Hassan Kayd himself lived long enough to witness the SNM’s victory and to be buried in an independent country. Few of the surviving SNM cadre can match his historical record. The most senior date their opposition from the late 1970s and Somalia’s crushing defeat in the Ogaden war when Barre resorted to increasingly Draconian methods to consolidate his hold on power. In the north, especially crippling restrictions on merchants “special taxes” and preferential treatment for southerners persuaded many northerners to quit their homeland for greener pastures in the Gulf and elsewhere. Mohamed Hashi, one of the SNM s founding members was among many who read the writing on the wall early, opting for self-imposed exile in Saudi Arabia. In Jeddah in 1978, he and a handful of others including future SNM leaders Hassan Aden Wadadid and Ahmed Ismail Duqsi came together without any specific objectives beyond opposition to the Somali regime.

“We were reacting,” Hashi explains. “We didn’t develop a political program until later when we formed the SNM.” But Hashi’s cell in Jeddah was not alone in its basic, inarticulate anger. Similar groups in Riyadh, London, Mogadishu, and Hargeisa were developing along parallel lines: planning, fundraising, circulating anti-government tracts. As contact and communication between such cells multiplied and strengthened, the network of northern resistance that would become the SNM began to crystallize.

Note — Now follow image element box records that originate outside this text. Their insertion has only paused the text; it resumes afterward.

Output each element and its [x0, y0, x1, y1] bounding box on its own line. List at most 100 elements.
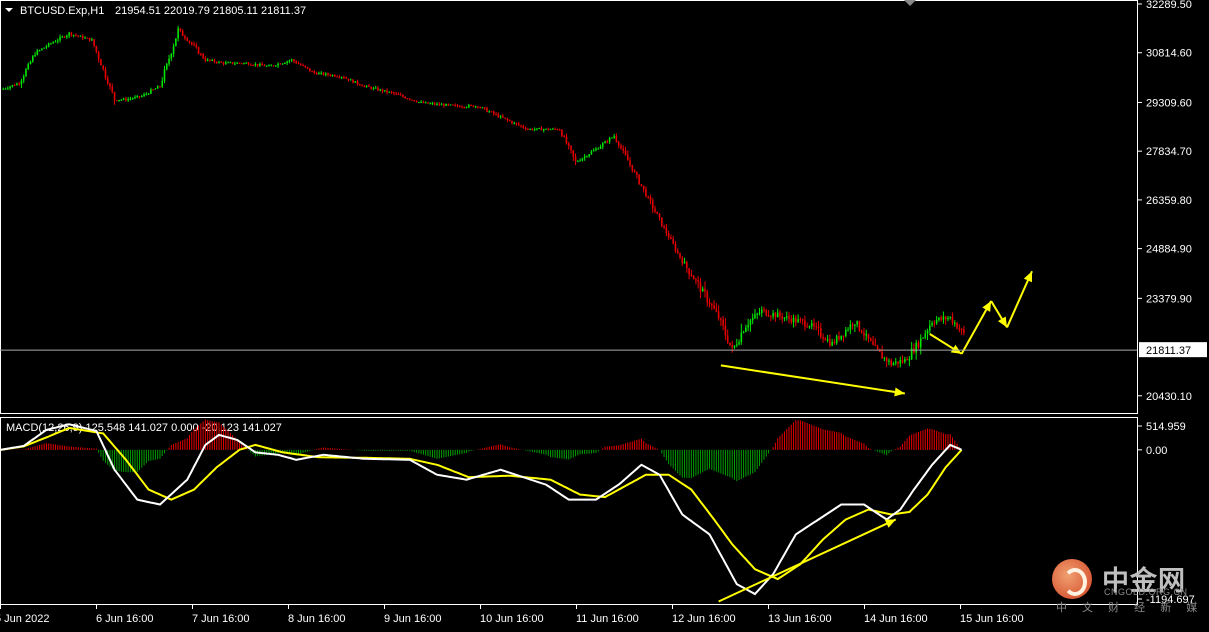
candle-body — [193, 44, 195, 46]
candle-body — [327, 73, 329, 75]
candle-body — [122, 98, 125, 100]
candle-body — [772, 312, 774, 317]
candle-body — [338, 76, 341, 78]
candle-body — [890, 360, 893, 366]
candle-body — [150, 89, 152, 94]
time-axis-label: 6 Jun 16:00 — [96, 613, 154, 625]
candle-body — [222, 62, 225, 64]
candle-body — [129, 98, 132, 100]
candle-body — [231, 62, 234, 64]
candle-body — [722, 319, 724, 326]
candle-body — [322, 72, 325, 75]
candle-body — [488, 111, 491, 113]
candle-body — [915, 342, 917, 353]
candle-body — [858, 321, 861, 331]
candle-body — [688, 268, 690, 275]
candle-body — [415, 101, 418, 103]
candle-body — [867, 333, 870, 339]
candle-body — [799, 319, 802, 321]
candle-body — [274, 65, 277, 67]
candle-body — [138, 96, 141, 98]
candle-body — [810, 323, 813, 327]
candle-body — [835, 335, 838, 344]
candle-body — [472, 105, 475, 107]
candle-body — [75, 34, 77, 36]
candle-body — [395, 93, 397, 95]
candle-body — [295, 61, 298, 64]
candle-body — [658, 214, 661, 218]
watermark-url: CNGOLD.ORG.CN — [1104, 587, 1188, 597]
candle-body — [749, 320, 752, 326]
candle-body — [844, 329, 847, 337]
candle-body — [897, 361, 899, 364]
candle-body — [892, 363, 895, 366]
candle-body — [901, 360, 904, 362]
candle-body — [813, 323, 815, 326]
candle-body — [517, 123, 520, 126]
candle-body — [465, 107, 468, 109]
candle-body — [211, 59, 213, 61]
candle-body — [486, 107, 488, 113]
candle-body — [751, 317, 754, 321]
candle-body — [131, 98, 134, 100]
candle-body — [36, 50, 39, 55]
candle-body — [240, 63, 243, 65]
candle-body — [640, 184, 643, 186]
candle-body — [874, 344, 877, 347]
candle-body — [331, 75, 334, 77]
candle-body — [690, 274, 693, 277]
candle-body — [611, 137, 613, 139]
candle-body — [243, 62, 245, 64]
candle-body — [708, 302, 711, 305]
time-axis-label: 14 Jun 16:00 — [864, 613, 928, 625]
candle-body — [154, 88, 157, 90]
candle-body — [111, 86, 114, 93]
candle-body — [904, 359, 906, 362]
candle-body — [574, 156, 577, 162]
candle-body — [676, 250, 679, 253]
candle-body — [956, 322, 958, 329]
candle-body — [577, 161, 579, 163]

Abdi Yusuf Duale “Boobe,” the former secretary of information for the SNM now produces an independent Hargeisa journal from a Spartan, concrete room in the crumbling compound of Radio Hargeisa – one of the few installations in the city not completely destroyed. In 1979, he became involved with opposition cells within the ruling Somali Revolutionary Socialist Party, Barre’s superficial effort to supply his military dictatorship with civilian credentials. Somalia’s defeat in the Ogaden had dashed nationalist aspirations for a greater Somalia, a dream already soiled by Djibouti’s emergence as an independent state in 1977, and disillusionment was rife both within and without government.